Mercredi dernier, c’est une interview exclusive à la « Deutsche Welle » du président tchadien, en marge d’une visite officielle en Allemagne, qui est venue relancer la polémique autour du troisième mandat présidentiel à l’origine d’une crise politique aujourd’hui encore ouverte au Burundi, sur fond de lassitude manifeste de la Communauté internationale.

Dans l’interview en cause, le chef de l’Etat tchadien a défendu ouvertement, pour la première fois, son homologue burundais, au pouvoir depuis 2005, en se fondant sur la Constitution burundaise qui limite à deux, le nombre de mandats présidentiels de cinq ans chacun, si et seulement si, il s’agit du suffrage universel direct.

Or, le premier mandat de 2005 était au suffrage universel indirect au Parlement et ne devrait pas entrer en ligne de compte, a-t-il tranché, dans le sens d’autres soutiens du chef de l’Etat burundais à son troisième quinquennat de 2015 qui a donné lieu à une grave crise politique aujourd’hui encore ouverte.

L’immixtion des puissances étrangères est pour quelque chose dans la situation de crise persistante au Burundi, a, par ailleurs, estimé le président Deby.

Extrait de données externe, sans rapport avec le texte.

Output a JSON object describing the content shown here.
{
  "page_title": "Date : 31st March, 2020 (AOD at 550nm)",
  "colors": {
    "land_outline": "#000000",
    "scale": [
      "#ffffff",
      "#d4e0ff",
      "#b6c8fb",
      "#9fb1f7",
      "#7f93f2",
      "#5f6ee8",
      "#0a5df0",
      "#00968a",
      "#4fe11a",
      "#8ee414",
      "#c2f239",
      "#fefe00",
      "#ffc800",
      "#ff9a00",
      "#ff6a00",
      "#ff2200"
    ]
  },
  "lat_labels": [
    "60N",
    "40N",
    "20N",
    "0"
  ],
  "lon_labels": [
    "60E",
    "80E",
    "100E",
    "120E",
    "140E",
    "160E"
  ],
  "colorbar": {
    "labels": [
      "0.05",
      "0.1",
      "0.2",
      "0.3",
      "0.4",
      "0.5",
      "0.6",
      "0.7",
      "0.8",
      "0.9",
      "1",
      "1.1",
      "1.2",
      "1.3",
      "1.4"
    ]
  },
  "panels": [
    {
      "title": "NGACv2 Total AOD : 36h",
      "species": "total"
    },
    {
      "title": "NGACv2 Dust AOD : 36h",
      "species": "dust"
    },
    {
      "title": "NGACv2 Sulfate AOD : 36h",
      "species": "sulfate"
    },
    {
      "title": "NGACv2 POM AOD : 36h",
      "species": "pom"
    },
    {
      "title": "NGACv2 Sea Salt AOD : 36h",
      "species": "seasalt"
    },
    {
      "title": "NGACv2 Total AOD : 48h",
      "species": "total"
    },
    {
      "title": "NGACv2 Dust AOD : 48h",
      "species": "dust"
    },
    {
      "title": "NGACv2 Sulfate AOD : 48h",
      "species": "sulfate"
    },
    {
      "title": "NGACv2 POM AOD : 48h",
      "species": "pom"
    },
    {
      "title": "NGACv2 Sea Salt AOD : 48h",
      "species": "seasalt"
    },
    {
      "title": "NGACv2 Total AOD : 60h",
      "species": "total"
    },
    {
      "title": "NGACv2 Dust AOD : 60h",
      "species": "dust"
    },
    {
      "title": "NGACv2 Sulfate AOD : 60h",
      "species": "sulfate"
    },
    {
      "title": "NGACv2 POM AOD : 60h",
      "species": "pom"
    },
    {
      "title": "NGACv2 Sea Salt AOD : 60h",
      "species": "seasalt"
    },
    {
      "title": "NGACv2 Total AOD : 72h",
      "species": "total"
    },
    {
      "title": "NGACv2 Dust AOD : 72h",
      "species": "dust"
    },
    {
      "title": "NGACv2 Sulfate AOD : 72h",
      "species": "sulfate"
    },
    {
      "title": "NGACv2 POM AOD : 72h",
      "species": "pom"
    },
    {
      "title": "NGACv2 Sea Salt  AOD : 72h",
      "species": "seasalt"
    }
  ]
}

Cette position du président Deby « est de nature à semer la confusion au sein de l’opinion au moment où le pays souffre davantage des conséquences dramatiques liées au 3ème mandat illégal et illégitime », contredit le Cnared.

Lors du 1er mandat, « M.Nkurunziza n’a pas été désigné comme le prétend le président tchadien, mais bel et bien élu au suffrage indirect par le Parlement, conformément à l’article 8 de la Constitution du Burundi. Ce 1er mandat de cinq ans est donc constitutionnel », soutient le Cnared.

Par ailleurs, l’Accord d’Arusha pour la paix et la réconciliation, « matrice de la loi fondamentale », précise, dans son protocole II, art 7, alinéa 3, qu’un président « est élu pour un mandat de cinq ans renouvelable une seule fois. Nul ne peut exercer plus de deux mandats présidentiels », argumente encore l’opposition.

En conséquence, le Cnared demande au président Deby de « ne pas confondre le mode électoral et le nombre de mandats » et de se rappeler avoir reconnu « l’illégalité du 3ème mandat » de son homologue burundais dans un passé encore récent.

En tant que président de l’organisation panafricaine, M.Deby ferait plutôt mieux de s’approprier les décisions antérieures de l’UA au sujet de la crise burundaise, notamment le déploiement de la force africaine de prévention et de protection au Burundi (Maprobu, 5.000 militaires et policiers), suggère le Cnared.

D’un autre côté, le président en exercice de l’UA devrait plutôt conseiller son homologue burundais d’autoriser l’application de la Résolution 2303 du Conseil de Sécurité des Nations unies, ainsi que la Résolution Hrc 33 du Conseil des droits de l’Homme des Nations unies et de lui souffler que se retirer de la Cour pénale internationale (cpi ), « c’est se mettre la corde au cou », conclut le communiqué.

La Résolution 2303 prévoit l’envoi de 228 policiers des Nations unies pour suivre de près l’évolution de la situation des droits humains au Burundi. L’autre Résolution Hcr 33 du Conseil des droits de l’Homme des Nations unies crée une commission internationale d’enquête sur la situation des droits humains au Burundi.

Le gouvernement burundais vient de décider de se retirer de la Cour pénale internationale qui a déjà lancé un examen préliminaire sur les auteurs présumés des atteintes aux droits humains au Burundi depuis le mois d’avril dernier.

Toutes ces résolutions et démarches de la Communauté internationale ont été déjà rejetées par le gouvernement burundais, au nom de la « souveraineté nationale ».

Le gouvernement burundais garde la porte ouverte à une force de police africaine de 200 observateurs dont le déploiement ne tiendrait plus qu’à la conclusion d’un mémorandum d’entente entre les deux parties.